As an early partner with the Microsoft Information Protection SDK team, BigID will enable Azure Information Protection customers to use labels and sublabels for GDPR related policies based on privacy parameters like data subject, residency and data risk. Labeling by residency enables customers to more accurately manage cross-border flows, while data subject labeling will allow customers to better satisfy subject access like right-to-be-forgotten.
BigID provides advanced data discovery and inventory of personal data by residency, data type, risk or data subject across Microsoft Azure, Microsoft Office 365, Elastic pools and on-premises data stores.
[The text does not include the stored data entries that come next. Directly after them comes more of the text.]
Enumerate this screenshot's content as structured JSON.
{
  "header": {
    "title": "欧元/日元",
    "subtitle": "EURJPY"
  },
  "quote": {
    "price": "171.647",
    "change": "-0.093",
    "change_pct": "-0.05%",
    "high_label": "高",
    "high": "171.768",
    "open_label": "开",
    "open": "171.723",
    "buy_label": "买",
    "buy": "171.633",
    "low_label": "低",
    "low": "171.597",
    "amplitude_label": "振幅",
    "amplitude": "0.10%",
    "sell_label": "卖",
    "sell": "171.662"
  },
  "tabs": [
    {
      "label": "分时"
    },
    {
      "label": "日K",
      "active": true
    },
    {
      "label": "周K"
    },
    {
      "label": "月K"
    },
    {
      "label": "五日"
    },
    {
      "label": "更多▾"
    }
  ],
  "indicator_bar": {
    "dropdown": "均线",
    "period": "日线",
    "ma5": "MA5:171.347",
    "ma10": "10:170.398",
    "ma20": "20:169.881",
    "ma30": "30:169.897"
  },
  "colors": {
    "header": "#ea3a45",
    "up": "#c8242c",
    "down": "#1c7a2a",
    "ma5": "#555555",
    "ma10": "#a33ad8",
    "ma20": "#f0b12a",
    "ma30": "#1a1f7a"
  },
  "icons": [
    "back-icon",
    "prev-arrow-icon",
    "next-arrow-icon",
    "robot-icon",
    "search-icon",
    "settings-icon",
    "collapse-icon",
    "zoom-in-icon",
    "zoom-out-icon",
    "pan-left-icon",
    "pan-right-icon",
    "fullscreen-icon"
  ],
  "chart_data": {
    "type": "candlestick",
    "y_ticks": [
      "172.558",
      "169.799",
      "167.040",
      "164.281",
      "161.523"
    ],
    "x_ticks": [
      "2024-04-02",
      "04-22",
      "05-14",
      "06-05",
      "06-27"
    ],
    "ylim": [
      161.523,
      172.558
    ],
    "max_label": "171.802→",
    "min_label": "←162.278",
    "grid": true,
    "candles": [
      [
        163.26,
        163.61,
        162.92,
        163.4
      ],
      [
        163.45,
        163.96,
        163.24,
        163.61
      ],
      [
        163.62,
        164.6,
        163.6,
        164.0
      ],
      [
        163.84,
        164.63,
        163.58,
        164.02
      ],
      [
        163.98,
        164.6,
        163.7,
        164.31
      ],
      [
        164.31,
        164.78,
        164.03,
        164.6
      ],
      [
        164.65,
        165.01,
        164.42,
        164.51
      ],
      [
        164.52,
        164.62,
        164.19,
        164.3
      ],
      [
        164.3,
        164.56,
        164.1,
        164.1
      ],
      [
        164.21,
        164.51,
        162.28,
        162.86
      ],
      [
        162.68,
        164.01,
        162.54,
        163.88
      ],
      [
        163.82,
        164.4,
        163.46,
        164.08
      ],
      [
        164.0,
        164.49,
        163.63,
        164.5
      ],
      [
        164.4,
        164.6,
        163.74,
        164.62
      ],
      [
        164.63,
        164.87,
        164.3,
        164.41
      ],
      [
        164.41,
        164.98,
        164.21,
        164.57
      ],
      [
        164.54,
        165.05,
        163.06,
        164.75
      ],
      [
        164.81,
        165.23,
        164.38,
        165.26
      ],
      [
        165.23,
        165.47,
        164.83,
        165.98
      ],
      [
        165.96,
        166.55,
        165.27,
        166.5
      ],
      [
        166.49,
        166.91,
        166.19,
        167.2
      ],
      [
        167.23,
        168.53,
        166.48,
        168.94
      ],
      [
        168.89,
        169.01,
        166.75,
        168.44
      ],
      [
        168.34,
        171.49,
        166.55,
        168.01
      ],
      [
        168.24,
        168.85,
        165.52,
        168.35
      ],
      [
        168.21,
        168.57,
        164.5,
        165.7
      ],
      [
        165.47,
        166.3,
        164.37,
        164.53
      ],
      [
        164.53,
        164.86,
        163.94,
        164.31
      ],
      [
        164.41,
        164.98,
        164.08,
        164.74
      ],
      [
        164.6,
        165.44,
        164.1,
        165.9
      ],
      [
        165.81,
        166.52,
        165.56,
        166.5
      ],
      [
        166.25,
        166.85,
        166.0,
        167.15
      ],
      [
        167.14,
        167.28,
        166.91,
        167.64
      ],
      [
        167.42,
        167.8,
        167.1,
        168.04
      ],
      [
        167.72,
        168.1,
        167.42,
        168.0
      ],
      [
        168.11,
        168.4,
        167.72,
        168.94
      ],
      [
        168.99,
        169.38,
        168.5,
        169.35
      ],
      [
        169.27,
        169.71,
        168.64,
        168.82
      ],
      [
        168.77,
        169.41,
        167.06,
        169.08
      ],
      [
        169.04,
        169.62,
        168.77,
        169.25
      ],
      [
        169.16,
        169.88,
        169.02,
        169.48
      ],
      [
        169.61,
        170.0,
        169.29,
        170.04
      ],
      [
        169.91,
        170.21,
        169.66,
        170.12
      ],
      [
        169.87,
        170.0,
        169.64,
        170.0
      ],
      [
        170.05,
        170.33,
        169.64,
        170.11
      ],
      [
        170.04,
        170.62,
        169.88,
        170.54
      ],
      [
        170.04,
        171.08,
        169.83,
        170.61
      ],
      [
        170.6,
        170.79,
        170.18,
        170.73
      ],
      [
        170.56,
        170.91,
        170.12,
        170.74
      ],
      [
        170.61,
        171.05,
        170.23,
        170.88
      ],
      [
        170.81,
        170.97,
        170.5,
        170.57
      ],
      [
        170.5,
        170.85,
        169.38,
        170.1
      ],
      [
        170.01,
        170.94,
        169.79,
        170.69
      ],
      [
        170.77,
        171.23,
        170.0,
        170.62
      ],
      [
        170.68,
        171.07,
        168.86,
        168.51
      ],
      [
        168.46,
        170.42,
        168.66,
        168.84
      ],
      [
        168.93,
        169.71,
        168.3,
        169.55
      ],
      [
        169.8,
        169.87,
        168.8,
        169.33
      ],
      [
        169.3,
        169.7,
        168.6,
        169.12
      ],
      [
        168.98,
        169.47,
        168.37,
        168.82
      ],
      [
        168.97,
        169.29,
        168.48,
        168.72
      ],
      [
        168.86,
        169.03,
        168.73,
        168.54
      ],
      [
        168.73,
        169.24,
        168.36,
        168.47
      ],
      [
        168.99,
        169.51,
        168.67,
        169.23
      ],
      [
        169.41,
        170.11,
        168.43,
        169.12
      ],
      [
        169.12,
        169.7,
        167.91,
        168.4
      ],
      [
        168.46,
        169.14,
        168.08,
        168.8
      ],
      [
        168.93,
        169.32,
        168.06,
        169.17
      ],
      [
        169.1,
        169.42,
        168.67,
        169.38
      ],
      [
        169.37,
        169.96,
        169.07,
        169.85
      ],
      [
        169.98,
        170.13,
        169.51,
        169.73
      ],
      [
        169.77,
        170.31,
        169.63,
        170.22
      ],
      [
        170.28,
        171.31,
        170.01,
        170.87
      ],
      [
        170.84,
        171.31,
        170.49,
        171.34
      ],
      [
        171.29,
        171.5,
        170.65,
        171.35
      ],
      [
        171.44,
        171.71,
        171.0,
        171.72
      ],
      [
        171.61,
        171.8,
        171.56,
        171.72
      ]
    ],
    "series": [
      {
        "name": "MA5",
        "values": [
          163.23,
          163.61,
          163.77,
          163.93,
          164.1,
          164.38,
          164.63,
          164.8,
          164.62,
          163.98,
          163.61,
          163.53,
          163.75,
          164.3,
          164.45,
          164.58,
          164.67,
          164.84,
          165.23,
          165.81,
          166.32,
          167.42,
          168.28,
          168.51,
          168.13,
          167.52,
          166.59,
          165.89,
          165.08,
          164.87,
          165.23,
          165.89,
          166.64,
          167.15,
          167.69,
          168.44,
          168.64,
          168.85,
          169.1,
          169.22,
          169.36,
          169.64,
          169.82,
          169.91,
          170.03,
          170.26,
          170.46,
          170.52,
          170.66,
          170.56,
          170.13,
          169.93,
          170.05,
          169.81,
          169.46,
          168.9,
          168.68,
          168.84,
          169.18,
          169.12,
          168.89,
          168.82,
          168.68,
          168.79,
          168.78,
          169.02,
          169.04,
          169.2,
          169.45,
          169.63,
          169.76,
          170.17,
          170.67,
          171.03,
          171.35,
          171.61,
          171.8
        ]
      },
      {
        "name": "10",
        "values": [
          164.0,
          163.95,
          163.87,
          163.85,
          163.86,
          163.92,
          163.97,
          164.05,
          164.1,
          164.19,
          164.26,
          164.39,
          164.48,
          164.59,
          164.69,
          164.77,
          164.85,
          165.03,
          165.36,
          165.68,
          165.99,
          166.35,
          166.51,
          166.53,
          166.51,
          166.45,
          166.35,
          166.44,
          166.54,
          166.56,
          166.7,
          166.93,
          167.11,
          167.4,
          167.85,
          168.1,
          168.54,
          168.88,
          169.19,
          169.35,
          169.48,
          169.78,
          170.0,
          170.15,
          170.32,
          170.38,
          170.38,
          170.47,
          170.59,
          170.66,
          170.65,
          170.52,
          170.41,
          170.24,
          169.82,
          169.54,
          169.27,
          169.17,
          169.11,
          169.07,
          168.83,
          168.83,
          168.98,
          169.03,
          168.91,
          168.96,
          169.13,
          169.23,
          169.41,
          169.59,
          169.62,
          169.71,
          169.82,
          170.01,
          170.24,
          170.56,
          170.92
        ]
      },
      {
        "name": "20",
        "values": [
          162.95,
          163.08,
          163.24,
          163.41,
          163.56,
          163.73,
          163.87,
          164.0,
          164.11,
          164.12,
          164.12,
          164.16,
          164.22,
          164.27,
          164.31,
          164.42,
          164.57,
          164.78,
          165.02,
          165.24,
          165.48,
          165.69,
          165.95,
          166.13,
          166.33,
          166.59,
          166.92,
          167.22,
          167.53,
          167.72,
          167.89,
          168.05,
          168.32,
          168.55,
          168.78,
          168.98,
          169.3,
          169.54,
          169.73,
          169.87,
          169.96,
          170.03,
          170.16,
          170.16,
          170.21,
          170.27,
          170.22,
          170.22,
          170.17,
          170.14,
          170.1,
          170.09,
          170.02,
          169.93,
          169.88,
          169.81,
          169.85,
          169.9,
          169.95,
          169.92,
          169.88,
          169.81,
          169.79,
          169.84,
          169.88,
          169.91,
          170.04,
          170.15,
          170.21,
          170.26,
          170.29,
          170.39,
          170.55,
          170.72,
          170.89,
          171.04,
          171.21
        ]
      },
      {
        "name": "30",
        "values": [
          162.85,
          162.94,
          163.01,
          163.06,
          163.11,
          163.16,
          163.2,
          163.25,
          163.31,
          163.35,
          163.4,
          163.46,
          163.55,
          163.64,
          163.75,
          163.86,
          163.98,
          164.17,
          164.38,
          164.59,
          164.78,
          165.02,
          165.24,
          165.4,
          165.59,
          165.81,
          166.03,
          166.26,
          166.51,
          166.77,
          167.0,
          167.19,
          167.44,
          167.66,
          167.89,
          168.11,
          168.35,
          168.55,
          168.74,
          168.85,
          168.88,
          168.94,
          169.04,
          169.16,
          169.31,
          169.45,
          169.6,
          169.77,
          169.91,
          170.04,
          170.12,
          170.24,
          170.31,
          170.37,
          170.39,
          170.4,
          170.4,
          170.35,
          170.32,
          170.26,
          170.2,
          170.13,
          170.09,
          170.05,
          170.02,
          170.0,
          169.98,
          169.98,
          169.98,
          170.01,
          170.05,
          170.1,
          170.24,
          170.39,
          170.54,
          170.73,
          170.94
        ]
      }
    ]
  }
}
“To operate effectively in the age of GDPR, organizations must be able to understand where and whose personal information exists across all data stores,” said Nimrod Vax, co-founder and Chief Product Officer of BigID. “Integration with Microsoft Azure Information Protection data labeling makes it easier to expose BigID’s privacy findings inside of Microsoft Office 365 documents for targeted management by Azure Information Protection.”
The integration between the BigID platform and Azure Information Protection provides several key benefits to organizations in addressing GDPR requirements, including:
- Monitoring and alerts on cross-border data flows.
- Expediting breach response (72-hour mandatory notification under GDPR) through improved understanding of data subjects impacted by data source compromise.
- Maintain consistent GDPR personal data processing policies across Office 365, Azure and on-premises.
- Continuous compliance through integration of data source scan output with data flow mapping.
- Extending discovery of personal information across Microsoft and non-Microsoft data sources for GDPR policy enforcement.
“GDPR is raising the importance of privacy and data sovereignty in the enterprise,” said Gagan Gulati, Principal Group PM, Microsoft Corporation. “Extending Microsoft Azure Information Protection by integrating privacy protection vendors gives customers more choice and granularity.”